General information
- Location: East 89th Street and 3rd Avenue Upper Manhattan, Manhattan, New York
- Coordinates: 40°46′50.5″N 73°57′09″W﻿ / ﻿40.780694°N 73.95250°W
- System: Former Manhattan Railway elevated station
- Operator: Interborough Rapid Transit Company City of New York (1940-1953) New York City Transit Authority
- Line: Third Avenue Line
- Platforms: 2 side platforms
- Tracks: 3

Construction
- Structure type: Elevated

History
- Opened: December 9, 1878; 147 years ago
- Closed: May 12, 1955; 71 years ago

Former services
| Preceding station | Interborough Rapid Transit |  |  | Following station |
| 99th Street toward 129th Street |  | Third Avenue Local |  | 84th Street toward South Ferry |

Location

= 89th Street station =

Former Manhattan Railway elevated station (closed 1955)

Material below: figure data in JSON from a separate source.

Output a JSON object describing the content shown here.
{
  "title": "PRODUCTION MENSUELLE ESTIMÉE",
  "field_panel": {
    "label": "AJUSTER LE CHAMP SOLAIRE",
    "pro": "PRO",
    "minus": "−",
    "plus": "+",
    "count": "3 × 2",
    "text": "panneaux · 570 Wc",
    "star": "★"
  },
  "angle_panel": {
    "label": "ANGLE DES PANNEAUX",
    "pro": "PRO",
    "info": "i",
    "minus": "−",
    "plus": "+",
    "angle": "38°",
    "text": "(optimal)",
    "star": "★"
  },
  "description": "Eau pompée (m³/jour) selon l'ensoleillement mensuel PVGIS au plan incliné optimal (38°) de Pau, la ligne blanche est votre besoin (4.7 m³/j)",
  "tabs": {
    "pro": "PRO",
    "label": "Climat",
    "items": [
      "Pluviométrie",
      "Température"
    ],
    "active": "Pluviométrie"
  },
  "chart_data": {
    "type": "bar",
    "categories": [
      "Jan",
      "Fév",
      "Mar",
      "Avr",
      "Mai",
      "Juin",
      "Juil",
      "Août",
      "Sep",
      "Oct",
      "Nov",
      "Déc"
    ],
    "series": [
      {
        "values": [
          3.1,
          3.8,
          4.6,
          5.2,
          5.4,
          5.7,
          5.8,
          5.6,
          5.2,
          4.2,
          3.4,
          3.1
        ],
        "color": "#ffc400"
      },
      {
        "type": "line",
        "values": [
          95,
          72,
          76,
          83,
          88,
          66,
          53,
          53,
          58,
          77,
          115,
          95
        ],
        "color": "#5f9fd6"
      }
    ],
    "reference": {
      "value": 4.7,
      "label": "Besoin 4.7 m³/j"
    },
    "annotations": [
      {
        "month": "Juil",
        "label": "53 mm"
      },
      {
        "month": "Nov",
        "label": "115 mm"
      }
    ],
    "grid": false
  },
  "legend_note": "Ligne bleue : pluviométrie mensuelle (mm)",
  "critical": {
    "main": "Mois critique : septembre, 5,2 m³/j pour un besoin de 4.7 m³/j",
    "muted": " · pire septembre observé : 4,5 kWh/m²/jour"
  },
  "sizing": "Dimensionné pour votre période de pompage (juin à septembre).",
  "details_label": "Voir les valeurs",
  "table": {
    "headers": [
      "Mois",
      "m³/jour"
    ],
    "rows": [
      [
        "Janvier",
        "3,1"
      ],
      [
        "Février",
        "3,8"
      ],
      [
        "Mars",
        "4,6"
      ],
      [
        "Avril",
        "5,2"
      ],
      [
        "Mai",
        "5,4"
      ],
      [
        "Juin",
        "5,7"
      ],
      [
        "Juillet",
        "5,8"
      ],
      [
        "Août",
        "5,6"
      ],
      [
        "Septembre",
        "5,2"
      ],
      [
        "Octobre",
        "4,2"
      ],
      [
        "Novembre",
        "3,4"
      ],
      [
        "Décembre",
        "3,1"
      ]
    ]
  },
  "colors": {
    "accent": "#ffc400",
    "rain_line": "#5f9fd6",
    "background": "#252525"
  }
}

The 89th Street station was a local station on the demolished IRT Third Avenue Line in Manhattan, New York City. It was originally built on December 9, 1878. The outer tracks were served by local trains and two side platforms. The center track was built as part of the Dual Contracts, it bypassed the station and served express trains. 89th Street station was the terminus of the IRT Third Avenue Line until it was expanded to 129th Street on December 30, 1878. This station closed on May 12, 1955, with the ending of all service on the Third Avenue El south of 149th Street. North of the station were connecting tracks to the 98th Street Yard.